A few quick thoughts on Safari-4 on my Macbook.

  1. Wow is this thing ridiculously fast. I'm usually a Firefox user and I'm not bogged down with a bunch of extensions/add-ons. Safari-4 feels about 2-3 times faster for 2 major apps - Gmail, and Google Reader.
  2. I still don't like the EV-Certificate support. I wish I had access to Apple's user testing of the EV-certificate user interface to see about the security usability factors. I don't find it nearly as obvious or useful as the interfaces in IE7, IE8, or Firefox-3. I don't know Chrome that well though, so who knows whether I like it better than than.
  3. The user interface seems a lot cleaner than the beta releases. Additionally, the hidden close x-marks on tabs that don't reveal until you highlight a tab is a nice feature.
  4. First impressions of the web-inspector is a lot like the little bit of Chrome I've played with - pretty sure this is a webkit feature. Very positively impressed so far.
So, other than a relatively dismal security track record, I may stick with Safari-4 for a few "trusted" sites just to get some better impressions.

Wednesday, June 03, 2009

A Little Shameless Self Promotion

I was recently interview by Gary McGraw for his Reality Check podcast. Check it out here -

http://www.cigital.com/realitycheck/

Tuesday, June 02, 2009

Don't blame the judges

Two California court decisions came down last week that have people making all sorts of crazy claims about our legal system.

The first was the decision by the California Supreme Court affirming Proposition-8, the amendment/revision to the California Constitution.

The second was a decision by a California court ruling that the service offered by LifeLock is illegal under California law. An article on that decision is here.

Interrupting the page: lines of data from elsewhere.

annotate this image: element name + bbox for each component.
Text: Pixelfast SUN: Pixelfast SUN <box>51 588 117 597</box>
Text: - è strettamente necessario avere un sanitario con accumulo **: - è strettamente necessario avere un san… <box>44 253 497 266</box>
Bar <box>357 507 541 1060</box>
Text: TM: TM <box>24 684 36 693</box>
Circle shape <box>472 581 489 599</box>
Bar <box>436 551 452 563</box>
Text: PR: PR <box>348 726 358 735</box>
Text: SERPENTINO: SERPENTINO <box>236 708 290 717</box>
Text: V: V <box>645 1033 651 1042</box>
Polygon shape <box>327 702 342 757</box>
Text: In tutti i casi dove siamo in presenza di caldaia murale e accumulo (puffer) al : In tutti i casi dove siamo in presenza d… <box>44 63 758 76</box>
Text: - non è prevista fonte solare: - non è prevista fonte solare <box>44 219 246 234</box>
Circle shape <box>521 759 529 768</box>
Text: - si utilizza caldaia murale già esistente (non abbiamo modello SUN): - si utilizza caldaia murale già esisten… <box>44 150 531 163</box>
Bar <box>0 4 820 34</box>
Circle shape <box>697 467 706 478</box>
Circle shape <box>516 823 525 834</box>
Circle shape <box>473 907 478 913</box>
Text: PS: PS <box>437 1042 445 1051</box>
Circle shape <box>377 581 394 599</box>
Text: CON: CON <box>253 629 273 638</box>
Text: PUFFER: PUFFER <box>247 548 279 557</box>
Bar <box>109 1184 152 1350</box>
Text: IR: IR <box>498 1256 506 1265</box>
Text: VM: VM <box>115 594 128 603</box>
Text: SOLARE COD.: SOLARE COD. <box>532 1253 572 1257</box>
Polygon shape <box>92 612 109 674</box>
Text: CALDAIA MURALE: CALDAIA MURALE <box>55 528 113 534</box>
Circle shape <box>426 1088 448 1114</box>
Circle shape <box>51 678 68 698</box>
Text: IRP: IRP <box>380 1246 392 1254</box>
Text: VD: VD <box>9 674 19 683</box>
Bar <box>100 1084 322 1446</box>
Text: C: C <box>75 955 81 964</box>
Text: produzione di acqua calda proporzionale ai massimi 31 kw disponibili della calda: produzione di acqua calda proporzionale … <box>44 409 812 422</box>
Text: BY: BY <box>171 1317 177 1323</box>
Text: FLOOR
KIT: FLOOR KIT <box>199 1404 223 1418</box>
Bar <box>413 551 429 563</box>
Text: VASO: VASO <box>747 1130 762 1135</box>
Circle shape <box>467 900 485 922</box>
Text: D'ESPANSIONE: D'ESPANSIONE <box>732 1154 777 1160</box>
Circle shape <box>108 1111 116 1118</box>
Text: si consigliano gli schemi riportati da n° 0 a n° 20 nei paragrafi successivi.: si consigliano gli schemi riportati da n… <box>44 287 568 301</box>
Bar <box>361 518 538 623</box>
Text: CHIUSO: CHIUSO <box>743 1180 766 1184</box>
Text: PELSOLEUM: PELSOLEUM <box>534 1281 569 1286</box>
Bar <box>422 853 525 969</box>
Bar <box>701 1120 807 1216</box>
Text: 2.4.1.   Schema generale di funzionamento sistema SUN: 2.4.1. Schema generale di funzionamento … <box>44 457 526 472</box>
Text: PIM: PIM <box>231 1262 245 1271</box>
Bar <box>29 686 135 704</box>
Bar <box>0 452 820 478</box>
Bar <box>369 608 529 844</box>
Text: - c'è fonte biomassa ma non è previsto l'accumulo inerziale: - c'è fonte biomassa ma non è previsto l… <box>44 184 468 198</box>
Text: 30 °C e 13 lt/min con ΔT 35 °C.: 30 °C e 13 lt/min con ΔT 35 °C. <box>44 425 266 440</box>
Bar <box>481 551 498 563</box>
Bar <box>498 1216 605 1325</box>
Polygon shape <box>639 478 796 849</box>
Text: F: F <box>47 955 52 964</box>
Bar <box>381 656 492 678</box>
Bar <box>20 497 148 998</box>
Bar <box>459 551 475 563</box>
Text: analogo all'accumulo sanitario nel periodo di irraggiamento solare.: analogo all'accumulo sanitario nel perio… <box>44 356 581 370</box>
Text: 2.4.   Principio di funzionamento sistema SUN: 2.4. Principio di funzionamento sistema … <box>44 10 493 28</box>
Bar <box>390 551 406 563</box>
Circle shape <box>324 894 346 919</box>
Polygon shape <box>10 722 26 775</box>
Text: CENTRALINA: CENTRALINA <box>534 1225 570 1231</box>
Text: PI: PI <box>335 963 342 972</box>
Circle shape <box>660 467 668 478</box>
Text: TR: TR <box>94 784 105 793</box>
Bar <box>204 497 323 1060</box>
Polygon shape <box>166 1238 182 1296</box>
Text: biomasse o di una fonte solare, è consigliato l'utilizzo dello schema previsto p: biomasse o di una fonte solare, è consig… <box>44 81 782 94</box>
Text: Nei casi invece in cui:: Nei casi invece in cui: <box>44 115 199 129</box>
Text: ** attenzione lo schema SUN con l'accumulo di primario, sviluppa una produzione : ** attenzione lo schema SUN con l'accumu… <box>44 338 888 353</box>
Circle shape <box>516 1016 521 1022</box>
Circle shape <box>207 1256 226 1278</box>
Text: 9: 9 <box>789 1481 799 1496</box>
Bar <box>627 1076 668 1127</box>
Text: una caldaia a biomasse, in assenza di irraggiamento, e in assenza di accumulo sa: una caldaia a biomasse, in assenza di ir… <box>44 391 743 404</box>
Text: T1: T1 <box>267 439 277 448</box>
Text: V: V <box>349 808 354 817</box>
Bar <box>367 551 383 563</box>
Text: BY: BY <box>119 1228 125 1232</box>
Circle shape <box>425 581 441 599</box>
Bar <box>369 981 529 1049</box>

In the Wired article about the LifeLock decision, we have the following passage:

But Chris Hoofnagle, director of information privacy programs for the Berkeley Center for Law and Technology, says the ruling is a disappointment.

“The idea that we could some day see a market where we pay $10 a month to a company to opt us out of junk mail, to monitor our credit, to do all sorts of privacy-enhancing steps that we don’t have time to take … for that market to emerge, LifeLock’s business model and similar ones have to be legal,” Hoofnagle says.

I find this comment puzzling. All the judge did was interpret the law, he didn't make it. Nowhere does Mr. Hofnagle say the judges ruling was wrong on the facts, but he criticizes it anyway.

There was also rather a lot of this same type of commentary about the California Supreme Court's decision ruling that Proposition-8 is legal and will stand. Much of the complaining was along the lines of "but how can they take away our rights like that?" It isn't that I'm not fundamentally sympathetic to this position, but like it or not, the California constitution is a complete mess, the direct democracy system we have is a complete mess, and it all needs reworking.

This all points me to a couple of conclusions.

  1. If you're not winning under the current rules of the game, change the rules. This can be through getting a law passed, or even through amending the constitution.
  2. The California direct democracy experiment has gone horrible wrong, and its time to write a new constitution that eliminates this nonsense.
  3. Richard Friedlander had it right in this perspective piece on KQED.

And lastly, all of this complaining about judges reminds me of a famous Richard J. Daley quote, which I'll tweak here for my own purpose:

The Judges aren't here to cause disorder, they're here to preserve disorder.